今日はカメリアが来ていたと聞いていたラクレスはいそうである場所へと向かう。いなくなって一時間ほどらしい。
「居た」
クローゼットを開ければ、目を開けて横になっているカメリアと引っ付いて眠っているギラがいた。
「ラクレス様」
「ギラを探していた」
「すみません」
カメリアが謝っている。ラクレスはその理由を知っていた。
「家が大変なのだろう。カメリアがここに来たということは避難だ」
「お城を避難所にするのはどうかとなりますが」
「家にいるのは嫌じゃないのか」
「嫌です」
シュゴッダム王家に代々仕えている貴族の家、それがカメリアの実家だ。
初代から仕えているが、度重なる近親婚により、健康的に生まれたのはカメリアだけだった。
家の方は荒れている。
「ギラがここに居ればいいと言ったか」
カメリアが頷く。返事を聞かなくても分かる。
ギラの”遊び相手”がカメリアだ。ラクレスの遊び相手とも取れるが。
クローゼットの中は安全な場所だ。
誰もカメリアを傷つけない。ギラもそうだ。
「……ギラ様は優しいです」
「暫くは休んでいればいい」
「ギラ様が起きないのですが」
「すまないがこのままにしておいてくれないか」
家のことについては聞かない。聞かなくても噂話好きの使用人の話を聞けば察する。

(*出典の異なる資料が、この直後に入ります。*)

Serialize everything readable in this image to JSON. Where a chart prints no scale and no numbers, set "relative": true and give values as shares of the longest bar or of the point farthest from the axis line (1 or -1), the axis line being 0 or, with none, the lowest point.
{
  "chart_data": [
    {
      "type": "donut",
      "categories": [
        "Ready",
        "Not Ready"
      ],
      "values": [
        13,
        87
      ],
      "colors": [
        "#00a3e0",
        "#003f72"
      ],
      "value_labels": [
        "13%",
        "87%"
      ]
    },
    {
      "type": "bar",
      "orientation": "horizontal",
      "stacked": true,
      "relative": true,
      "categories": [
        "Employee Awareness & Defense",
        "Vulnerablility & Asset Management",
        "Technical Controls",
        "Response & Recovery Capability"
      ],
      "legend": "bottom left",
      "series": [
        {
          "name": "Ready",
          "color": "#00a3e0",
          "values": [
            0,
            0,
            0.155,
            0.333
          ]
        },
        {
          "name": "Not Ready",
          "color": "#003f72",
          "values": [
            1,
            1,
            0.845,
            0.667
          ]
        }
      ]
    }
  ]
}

王家に仕え続けた一族は滅びに向かっている。
けれども、そんなことは幼いカメリアには関係ない。
ハスティー家ならまだしもだが。
場合によっては父はカメリアをラクレスかギラの嫁にするべきかとは言っていた。とはいえ、
(妹としか思えない)
王族としての結婚は、貴族としての結婚は家通しの結婚のようなものだが、
ラクレスからするとカメリアは妹のようにしか見えないし、カメリアも兄が元気ならこんな感じでしょうかと話していたことがある。
カメリアの実兄がいるが病弱だし、まともに話せない。
「……ラクレス様?」
「ギラが起きたら、庭にでも行こう」
「庭の花。前はつぼみだったのですが」
「咲いているだろうな」
ギラ様、とメイドの声がする。待っていろとラクレスは部屋を出る。
弟妹の安全を守っておくことにした。